Could Layla say that about herself?
Professionally, of course she could.
Personally? Layla suddenly became aware that she was tapping her foot impatiently. How long had she been doing that? Had anyone noticed? Her foot stilled.
Of course she could say that she learned from personal mistakes.
She hadn't got married again, had she?
She had challenged Alex, though. She hadn't heard a peep out of him since that tense exchange in her office and she'd been left wondering if he would back down and appear to present his case. Surely he would guess that a non-appearance would start people talking even more than if he'd shown up as her star turn of the day?
There was an air of expectancy in the room now.

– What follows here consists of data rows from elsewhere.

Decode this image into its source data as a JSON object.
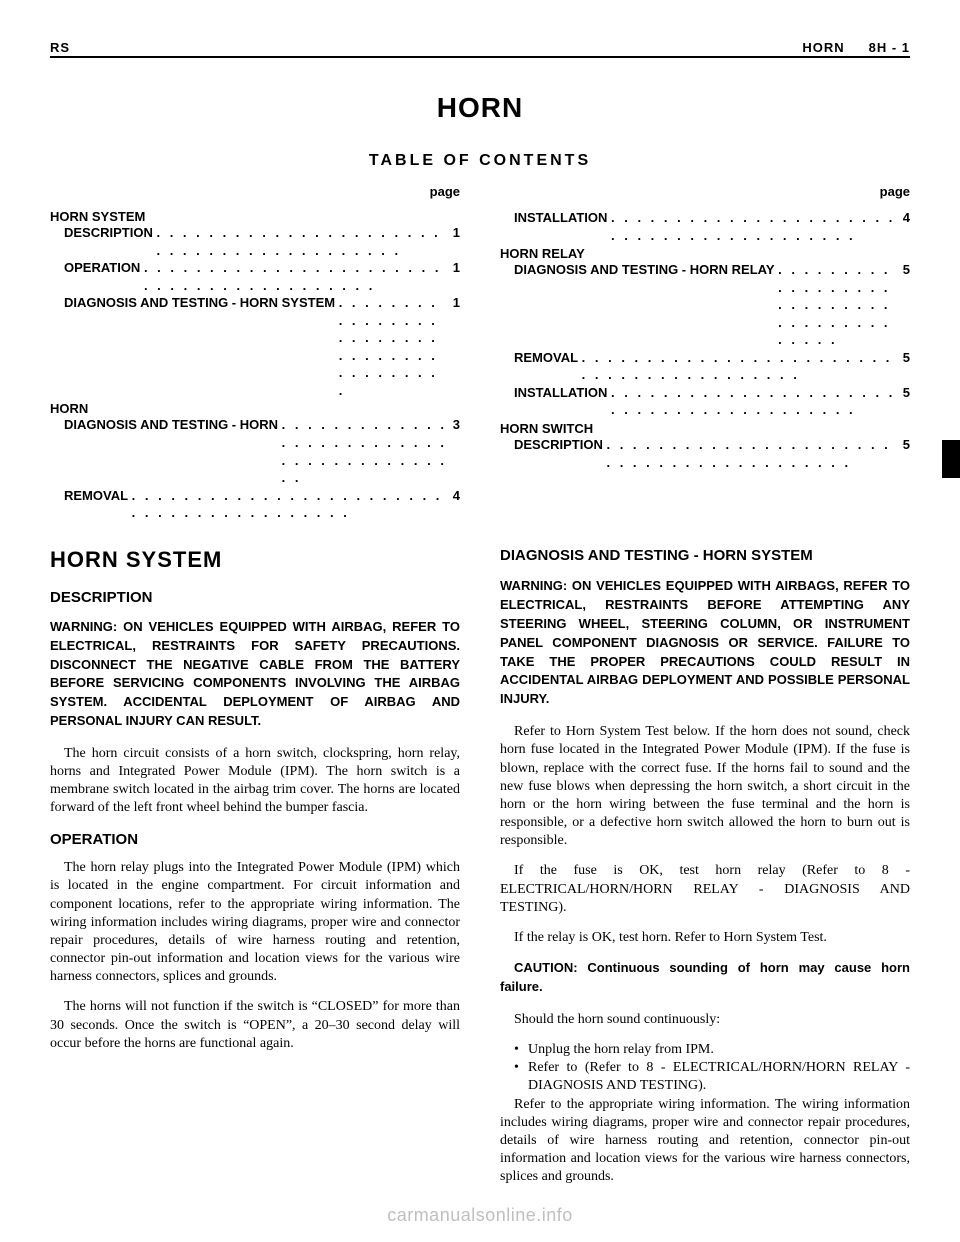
{
  "header": {
    "left": "RS",
    "right_label": "HORN",
    "right_page": "8H - 1"
  },
  "title": "HORN",
  "toc_title": "TABLE OF CONTENTS",
  "page_label": "page",
  "toc_left": [
    {
      "section": "HORN SYSTEM"
    },
    {
      "label": "DESCRIPTION",
      "page": "1"
    },
    {
      "label": "OPERATION",
      "page": "1"
    },
    {
      "label": "DIAGNOSIS AND TESTING - HORN SYSTEM",
      "page": "1"
    },
    {
      "section": "HORN"
    },
    {
      "label": "DIAGNOSIS AND TESTING - HORN",
      "page": "3"
    },
    {
      "label": "REMOVAL",
      "page": "4"
    }
  ],
  "toc_right": [
    {
      "label": "INSTALLATION",
      "page": "4"
    },
    {
      "section": "HORN RELAY"
    },
    {
      "label": "DIAGNOSIS AND TESTING - HORN RELAY",
      "page": "5"
    },
    {
      "label": "REMOVAL",
      "page": "5"
    },
    {
      "label": "INSTALLATION",
      "page": "5"
    },
    {
      "section": "HORN SWITCH"
    },
    {
      "label": "DESCRIPTION",
      "page": "5"
    }
  ],
  "left": {
    "h1": "HORN SYSTEM",
    "h2a": "DESCRIPTION",
    "warn": "WARNING: ON VEHICLES EQUIPPED WITH AIRBAG, REFER TO ELECTRICAL, RESTRAINTS FOR SAFETY PRECAUTIONS. DISCONNECT THE NEGATIVE CABLE FROM THE BATTERY BEFORE SERVICING COMPONENTS INVOLVING THE AIRBAG SYSTEM. ACCIDENTAL DEPLOYMENT OF AIRBAG AND PERSONAL INJURY CAN RESULT.",
    "p1": "The horn circuit consists of a horn switch, clockspring, horn relay, horns and Integrated Power Module (IPM). The horn switch is a membrane switch located in the airbag trim cover. The horns are located forward of the left front wheel behind the bumper fascia.",
    "h2b": "OPERATION",
    "p2": "The horn relay plugs into the Integrated Power Module (IPM) which is located in the engine compartment. For circuit information and component locations, refer to the appropriate wiring information. The wiring information includes wiring diagrams, proper wire and connector repair procedures, details of wire harness routing and retention, connector pin-out information and location views for the various wire harness connectors, splices and grounds.",
    "p3": "The horns will not function if the switch is “CLOSED” for more than 30 seconds. Once the switch is “OPEN”, a 20–30 second delay will occur before the horns are functional again."
  },
  "right": {
    "h2": "DIAGNOSIS AND TESTING - HORN SYSTEM",
    "warn": "WARNING: ON VEHICLES EQUIPPED WITH AIRBAGS, REFER TO ELECTRICAL, RESTRAINTS BEFORE ATTEMPTING ANY STEERING WHEEL, STEERING COLUMN, OR INSTRUMENT PANEL COMPONENT DIAGNOSIS OR SERVICE. FAILURE TO TAKE THE PROPER PRECAUTIONS COULD RESULT IN ACCIDENTAL AIRBAG DEPLOYMENT AND POSSIBLE PERSONAL INJURY.",
    "p1": "Refer to Horn System Test below. If the horn does not sound, check horn fuse located in the Integrated Power Module (IPM). If the fuse is blown, replace with the correct fuse. If the horns fail to sound and the new fuse blows when depressing the horn switch, a short circuit in the horn or the horn wiring between the fuse terminal and the horn is responsible, or a defective horn switch allowed the horn to burn out is responsible.",
    "p2": "If the fuse is OK, test horn relay (Refer to 8 - ELECTRICAL/HORN/HORN RELAY - DIAGNOSIS AND TESTING).",
    "p3": "If the relay is OK, test horn. Refer to Horn System Test.",
    "caution": "CAUTION: Continuous sounding of horn may cause horn failure.",
    "p4": "Should the horn sound continuously:",
    "b1": "Unplug the horn relay from IPM.",
    "b2": "Refer to (Refer to 8 - ELECTRICAL/HORN/HORN RELAY - DIAGNOSIS AND TESTING).",
    "p5": "Refer to the appropriate wiring information. The wiring information includes wiring diagrams, proper wire and connector repair procedures, details of wire harness routing and retention, connector pin-out information and location views for the various wire harness connectors, splices and grounds."
  },
  "footer": "carmanualsonline.info"
}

These were busy people. They only had an hour to spare and they were all giving up their lunch-breaks to attend. There were a few empty seats but that was normal. Some people couldn't make it on the day, even if they were rostered to present a case, but that was OK, too, because they always had more cases lined up than they ended up having time to discuss.
She'd give Alex exactly one more minute to show up.